Лавра | страница 19
Бывало, я засиживалась до утра, чтобы, поспав часа два-три, явиться ко второй паре, и, слушая лекцию по экономической статистике, еще и норовила прикемарить. Конечно, по-настоящему я никогда не засыпала, но, слушая монотонный голос, вещавший о парных показателях, внутренне погружалась в ту или иную книжную фразу, размышляя о ней так и эдак. Предметы, которые я изучала в институте, от этих тем отстояли далеко, а потому, в общем, не входили с ними в противоречие. Исключение составляла философия. На лекции, посвященной категориям случайного и необходимого, я, неожиданно для себя, подняла руку и горячо возразила профессору, принуждая его признать мою правоту: если кирпич упал на определенную голову, то по отношению к данной голове этот роковой случай не является случайностью. Ну, то есть, к примеру, если кому-то сильно и постоянно не везет, что-то от раза к разу не складывается, глупо списывать все на простые совпадения. Не решаясь на явные ссылки, я приводила доводы, почерпнутые из бахромчатых книг, и в конце концов договорилась до того, что потребовала от профессора безоговорочного признания высшей силы. Аудитория, вначале слушавшая с интересом, постепенно его теряла, поскольку не успевала следить за ходом нашей полемики, которой мы предавались до конца пары с истинно философской страстью. Профессор входил в раж, ссылаясь то на римлян, то на греков, я же в ответ обличала его в том, что нельзя же на исходе XX века - делать вид, будто две тысячи лет назад ничего особенного не произошло.

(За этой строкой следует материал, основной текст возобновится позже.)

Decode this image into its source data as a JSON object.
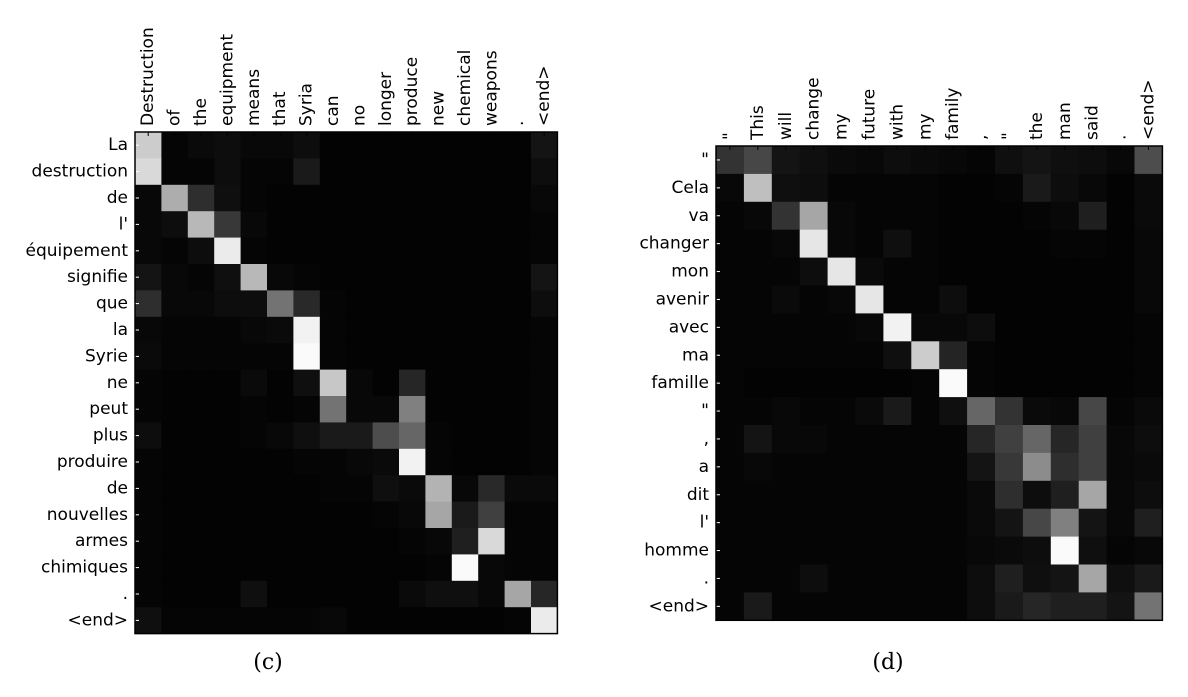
{
  "chart_data": [
    {
      "type": "heatmap",
      "caption": "(c)",
      "x_labels": [
        "Destruction",
        "of",
        "the",
        "equipment",
        "means",
        "that",
        "Syria",
        "can",
        "no",
        "longer",
        "produce",
        "new",
        "chemical",
        "weapons",
        ".",
        "<end>"
      ],
      "y_labels": [
        "La",
        "destruction",
        "de",
        "l'",
        "équipement",
        "signifie",
        "que",
        "la",
        "Syrie",
        "ne",
        "peut",
        "plus",
        "produire",
        "de",
        "nouvelles",
        "armes",
        "chimiques",
        ".",
        "<end>"
      ],
      "value_range": [
        0,
        1
      ],
      "colormap": "grayscale",
      "values": [
        [
          0.8,
          0.02,
          0.04,
          0.05,
          0.03,
          0.03,
          0.05,
          0.01,
          0.01,
          0.01,
          0.01,
          0.01,
          0.01,
          0.01,
          0.01,
          0.08
        ],
        [
          0.85,
          0.02,
          0.02,
          0.05,
          0.02,
          0.02,
          0.1,
          0.01,
          0.01,
          0.01,
          0.01,
          0.01,
          0.01,
          0.01,
          0.01,
          0.05
        ],
        [
          0.03,
          0.68,
          0.18,
          0.06,
          0.02,
          0.01,
          0.01,
          0.01,
          0.01,
          0.01,
          0.01,
          0.01,
          0.01,
          0.01,
          0.01,
          0.03
        ],
        [
          0.03,
          0.05,
          0.72,
          0.22,
          0.03,
          0.01,
          0.01,
          0.01,
          0.01,
          0.01,
          0.01,
          0.01,
          0.01,
          0.01,
          0.01,
          0.02
        ],
        [
          0.03,
          0.02,
          0.05,
          0.92,
          0.02,
          0.01,
          0.01,
          0.01,
          0.01,
          0.01,
          0.01,
          0.01,
          0.01,
          0.01,
          0.01,
          0.02
        ],
        [
          0.08,
          0.03,
          0.02,
          0.06,
          0.72,
          0.03,
          0.02,
          0.01,
          0.01,
          0.01,
          0.01,
          0.01,
          0.01,
          0.01,
          0.01,
          0.08
        ],
        [
          0.18,
          0.03,
          0.03,
          0.05,
          0.05,
          0.45,
          0.16,
          0.02,
          0.01,
          0.01,
          0.01,
          0.01,
          0.01,
          0.01,
          0.01,
          0.05
        ],
        [
          0.03,
          0.02,
          0.02,
          0.02,
          0.03,
          0.04,
          0.95,
          0.02,
          0.01,
          0.01,
          0.01,
          0.01,
          0.01,
          0.01,
          0.01,
          0.02
        ],
        [
          0.04,
          0.02,
          0.02,
          0.02,
          0.02,
          0.02,
          0.98,
          0.02,
          0.01,
          0.01,
          0.01,
          0.01,
          0.01,
          0.01,
          0.01,
          0.02
        ],
        [
          0.02,
          0.01,
          0.01,
          0.01,
          0.04,
          0.01,
          0.06,
          0.78,
          0.03,
          0.01,
          0.15,
          0.01,
          0.01,
          0.01,
          0.01,
          0.02
        ],
        [
          0.02,
          0.01,
          0.01,
          0.01,
          0.02,
          0.01,
          0.02,
          0.45,
          0.03,
          0.03,
          0.5,
          0.01,
          0.01,
          0.01,
          0.01,
          0.02
        ],
        [
          0.05,
          0.01,
          0.01,
          0.01,
          0.02,
          0.03,
          0.06,
          0.1,
          0.1,
          0.3,
          0.4,
          0.02,
          0.01,
          0.01,
          0.01,
          0.02
        ],
        [
          0.02,
          0.01,
          0.01,
          0.01,
          0.01,
          0.01,
          0.02,
          0.02,
          0.03,
          0.04,
          0.95,
          0.02,
          0.01,
          0.01,
          0.01,
          0.02
        ],
        [
          0.02,
          0.01,
          0.01,
          0.01,
          0.01,
          0.01,
          0.01,
          0.02,
          0.02,
          0.06,
          0.04,
          0.7,
          0.03,
          0.16,
          0.04,
          0.04
        ],
        [
          0.02,
          0.01,
          0.01,
          0.01,
          0.01,
          0.01,
          0.01,
          0.01,
          0.01,
          0.02,
          0.03,
          0.65,
          0.1,
          0.25,
          0.02,
          0.02
        ],
        [
          0.02,
          0.01,
          0.01,
          0.01,
          0.01,
          0.01,
          0.01,
          0.01,
          0.01,
          0.01,
          0.02,
          0.03,
          0.12,
          0.85,
          0.02,
          0.02
        ],
        [
          0.02,
          0.01,
          0.01,
          0.01,
          0.01,
          0.01,
          0.01,
          0.01,
          0.01,
          0.01,
          0.01,
          0.02,
          0.98,
          0.03,
          0.02,
          0.02
        ],
        [
          0.02,
          0.01,
          0.01,
          0.01,
          0.06,
          0.01,
          0.01,
          0.01,
          0.01,
          0.01,
          0.04,
          0.06,
          0.06,
          0.03,
          0.65,
          0.15
        ],
        [
          0.06,
          0.02,
          0.02,
          0.02,
          0.02,
          0.02,
          0.02,
          0.03,
          0.01,
          0.01,
          0.01,
          0.01,
          0.01,
          0.01,
          0.02,
          0.92
        ]
      ]
    },
    {
      "type": "heatmap",
      "caption": "(d)",
      "x_labels": [
        "\"",
        "This",
        "will",
        "change",
        "my",
        "future",
        "with",
        "my",
        "family",
        ",",
        "\"",
        "the",
        "man",
        "said",
        ".",
        "<end>"
      ],
      "y_labels": [
        "\"",
        "Cela",
        "va",
        "changer",
        "mon",
        "avenir",
        "avec",
        "ma",
        "famille",
        "\"",
        ",",
        "a",
        "dit",
        "l'",
        "homme",
        ".",
        "<end>"
      ],
      "value_range": [
        0,
        1
      ],
      "colormap": "grayscale",
      "values": [
        [
          0.2,
          0.28,
          0.08,
          0.06,
          0.04,
          0.03,
          0.05,
          0.04,
          0.03,
          0.02,
          0.06,
          0.08,
          0.06,
          0.05,
          0.03,
          0.3
        ],
        [
          0.03,
          0.75,
          0.06,
          0.05,
          0.02,
          0.02,
          0.02,
          0.02,
          0.01,
          0.01,
          0.02,
          0.1,
          0.05,
          0.03,
          0.01,
          0.04
        ],
        [
          0.02,
          0.03,
          0.2,
          0.65,
          0.03,
          0.02,
          0.02,
          0.02,
          0.01,
          0.01,
          0.01,
          0.02,
          0.03,
          0.12,
          0.01,
          0.04
        ],
        [
          0.02,
          0.02,
          0.03,
          0.9,
          0.03,
          0.02,
          0.06,
          0.02,
          0.01,
          0.01,
          0.01,
          0.01,
          0.02,
          0.02,
          0.01,
          0.03
        ],
        [
          0.02,
          0.02,
          0.02,
          0.05,
          0.9,
          0.04,
          0.02,
          0.02,
          0.01,
          0.01,
          0.01,
          0.01,
          0.01,
          0.01,
          0.01,
          0.03
        ],
        [
          0.02,
          0.02,
          0.04,
          0.02,
          0.03,
          0.9,
          0.02,
          0.02,
          0.05,
          0.01,
          0.01,
          0.01,
          0.01,
          0.01,
          0.01,
          0.03
        ],
        [
          0.02,
          0.02,
          0.02,
          0.02,
          0.02,
          0.03,
          0.95,
          0.03,
          0.03,
          0.05,
          0.01,
          0.01,
          0.01,
          0.01,
          0.01,
          0.02
        ],
        [
          0.02,
          0.02,
          0.02,
          0.02,
          0.02,
          0.02,
          0.06,
          0.8,
          0.14,
          0.02,
          0.01,
          0.01,
          0.01,
          0.01,
          0.01,
          0.02
        ],
        [
          0.02,
          0.01,
          0.01,
          0.01,
          0.01,
          0.01,
          0.01,
          0.02,
          0.98,
          0.02,
          0.01,
          0.01,
          0.01,
          0.01,
          0.01,
          0.02
        ],
        [
          0.02,
          0.02,
          0.03,
          0.02,
          0.02,
          0.04,
          0.1,
          0.02,
          0.06,
          0.4,
          0.2,
          0.04,
          0.03,
          0.28,
          0.02,
          0.04
        ],
        [
          0.02,
          0.08,
          0.03,
          0.03,
          0.02,
          0.02,
          0.02,
          0.02,
          0.02,
          0.15,
          0.25,
          0.4,
          0.15,
          0.25,
          0.03,
          0.05
        ],
        [
          0.02,
          0.03,
          0.02,
          0.02,
          0.02,
          0.02,
          0.02,
          0.02,
          0.02,
          0.08,
          0.22,
          0.55,
          0.18,
          0.25,
          0.03,
          0.04
        ],
        [
          0.02,
          0.02,
          0.02,
          0.02,
          0.02,
          0.02,
          0.02,
          0.02,
          0.02,
          0.04,
          0.18,
          0.05,
          0.12,
          0.65,
          0.03,
          0.05
        ],
        [
          0.02,
          0.02,
          0.02,
          0.02,
          0.02,
          0.02,
          0.02,
          0.02,
          0.02,
          0.04,
          0.08,
          0.28,
          0.5,
          0.08,
          0.03,
          0.12
        ],
        [
          0.02,
          0.02,
          0.02,
          0.02,
          0.02,
          0.02,
          0.02,
          0.02,
          0.02,
          0.03,
          0.04,
          0.05,
          0.98,
          0.06,
          0.02,
          0.03
        ],
        [
          0.02,
          0.02,
          0.02,
          0.05,
          0.02,
          0.02,
          0.02,
          0.02,
          0.02,
          0.05,
          0.12,
          0.06,
          0.08,
          0.65,
          0.06,
          0.1
        ],
        [
          0.02,
          0.1,
          0.02,
          0.02,
          0.02,
          0.02,
          0.02,
          0.02,
          0.02,
          0.05,
          0.1,
          0.15,
          0.12,
          0.12,
          0.08,
          0.45
        ]
      ]
    }
  ]
}
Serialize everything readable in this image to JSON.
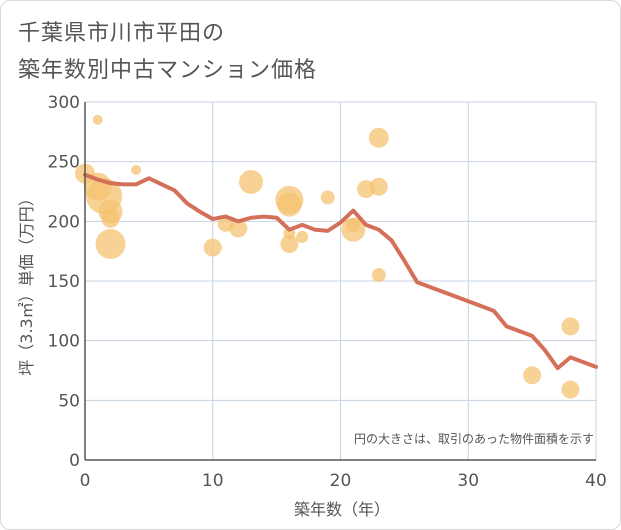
{
  "chart_data": {
    "type": "scatter",
    "title_lines": [
      "千葉県市川市平田の",
      "築年数別中古マンション価格"
    ],
    "xlabel": "築年数（年）",
    "ylabel": "坪（3.3㎡）単価（万円）",
    "xlim": [
      0,
      40
    ],
    "ylim": [
      0,
      300
    ],
    "x_ticks": [
      0,
      10,
      20,
      30,
      40
    ],
    "y_ticks": [
      0,
      50,
      100,
      150,
      200,
      250,
      300
    ],
    "grid": true,
    "note": "円の大きさは、取引のあった物件面積を示す",
    "colors": {
      "bubble": "#f5c270",
      "trend": "#d4705a",
      "grid": "#c5d3e0",
      "axis": "#555555"
    },
    "bubbles": [
      {
        "x": 0,
        "y": 240,
        "size": 10
      },
      {
        "x": 1,
        "y": 285,
        "size": 5
      },
      {
        "x": 1,
        "y": 229,
        "size": 14
      },
      {
        "x": 1.5,
        "y": 221,
        "size": 18
      },
      {
        "x": 2,
        "y": 208,
        "size": 12
      },
      {
        "x": 2,
        "y": 202,
        "size": 9
      },
      {
        "x": 2,
        "y": 181,
        "size": 15
      },
      {
        "x": 4,
        "y": 243,
        "size": 5
      },
      {
        "x": 10,
        "y": 178,
        "size": 9
      },
      {
        "x": 11,
        "y": 198,
        "size": 8
      },
      {
        "x": 12,
        "y": 194,
        "size": 9
      },
      {
        "x": 13,
        "y": 233,
        "size": 12
      },
      {
        "x": 16,
        "y": 218,
        "size": 14
      },
      {
        "x": 16,
        "y": 214,
        "size": 12
      },
      {
        "x": 16,
        "y": 190,
        "size": 6
      },
      {
        "x": 16,
        "y": 181,
        "size": 9
      },
      {
        "x": 17,
        "y": 187,
        "size": 6
      },
      {
        "x": 19,
        "y": 220,
        "size": 7
      },
      {
        "x": 21,
        "y": 197,
        "size": 7
      },
      {
        "x": 21,
        "y": 193,
        "size": 12
      },
      {
        "x": 22,
        "y": 227,
        "size": 9
      },
      {
        "x": 23,
        "y": 270,
        "size": 10
      },
      {
        "x": 23,
        "y": 229,
        "size": 9
      },
      {
        "x": 23,
        "y": 155,
        "size": 7
      },
      {
        "x": 35,
        "y": 71,
        "size": 9
      },
      {
        "x": 38,
        "y": 112,
        "size": 9
      },
      {
        "x": 38,
        "y": 59,
        "size": 9
      }
    ],
    "trend": {
      "x": [
        0,
        1,
        2,
        3,
        4,
        5,
        6,
        7,
        8,
        9,
        10,
        11,
        12,
        13,
        14,
        15,
        16,
        17,
        18,
        19,
        20,
        21,
        22,
        23,
        24,
        25,
        26,
        27,
        28,
        29,
        30,
        31,
        32,
        33,
        34,
        35,
        36,
        37,
        38,
        39,
        40
      ],
      "y": [
        239,
        235,
        232,
        231,
        231,
        236,
        231,
        226,
        215,
        208,
        202,
        204,
        200,
        203,
        204,
        203,
        193,
        197,
        193,
        192,
        199,
        209,
        197,
        193,
        184,
        167,
        149,
        145,
        141,
        137,
        133,
        129,
        125,
        112,
        108,
        104,
        92,
        77,
        86,
        82,
        78
      ]
    }
  }
}
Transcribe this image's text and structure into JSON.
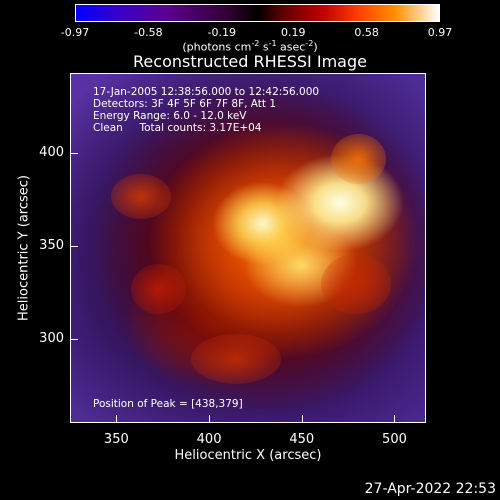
{
  "chart_data": {
    "type": "heatmap",
    "title": "Reconstructed RHESSI Image",
    "colorbar": {
      "ticks": [
        "-0.97",
        "-0.58",
        "-0.19",
        "0.19",
        "0.58",
        "0.97"
      ],
      "range": [
        -0.97,
        0.97
      ],
      "units": "(photons cm-2 s-1 asec-2)"
    },
    "annotations": [
      "17-Jan-2005 12:38:56.000 to 12:42:56.000",
      "Detectors: 3F 4F 5F 6F 7F 8F, Att 1",
      "Energy Range: 6.0 - 12.0 keV",
      "Clean     Total counts: 3.17E+04"
    ],
    "peak_label": "Position of Peak = [438,379]",
    "peak": [
      438,
      379
    ],
    "xlabel": "Heliocentric X (arcsec)",
    "ylabel": "Heliocentric Y (arcsec)",
    "xlim": [
      325,
      517
    ],
    "ylim": [
      255,
      443
    ],
    "xticks": [
      "350",
      "400",
      "450",
      "500"
    ],
    "yticks": [
      "300",
      "350",
      "400"
    ],
    "grid": false
  },
  "footer": {
    "timestamp": "27-Apr-2022 22:53"
  }
}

Отчаявшись, он привел дурацкую цитату из Энгельса о бессилии дикарей в борьбе с природой, но сам же махнул рукой, предвидя мой следующий ход. Я уже открыла рот, чтобы, вконец забыв об осторожности, перечислить ему пять-шесть имен этих дикарей, но тут прозвенел звонок. Дома, поразмыслив и порывшись в бахромчатых книжках, я нашла новые беспроигрышные доводы, но, прикинув возможные последствия, больше не открывала рта. На лекциях он объяснял марксистско-ленинские постулаты, изредка косясь на меня, и я, исправно записывая под его диктовку, иронически и многозначительно улыбалась, так сказать, в усы.
В конце года на экзамене, когда я, дисциплинированно и миролюбиво исписав листочек, села напротив, профессор не дал мне раскрыть рта. "Знаю, знаю, все знаю". Широким жестом он пододвинул мою зачетку и вывел "отлично" в подведомственной ему графе. До сих пор у меня нет внятного объяснения причин такой решительности. Первое, что приходит в голову, - самое простейшее объяснение - это тайное согласие профессора-атеиста с моими бахромчатыми доводами, согласие, которое он не желал обнародовать в присутствии комиссии. Заведи я свою пластинку, ему пришлось бы прервать меня и выставить неудовлетворительный балл. Если это объяснение и верно, профессор сильно переоценивал мою бесшабашность. У меня не было мысли рисковать отличной оценкой ради сомнительного удовольствия высказаться "по правде". Листочек, исписанный мною, слово в слово повторял параграфы учебника. А может быть - и это объяснение кажется мне более приятным - ему не хотелось, чтобы я, сидя напротив комиссии, говорила то, во что не верю: повторяла, с моей точки зрения, заведомую ложь. Грех понуждения он не хотел брать на себя.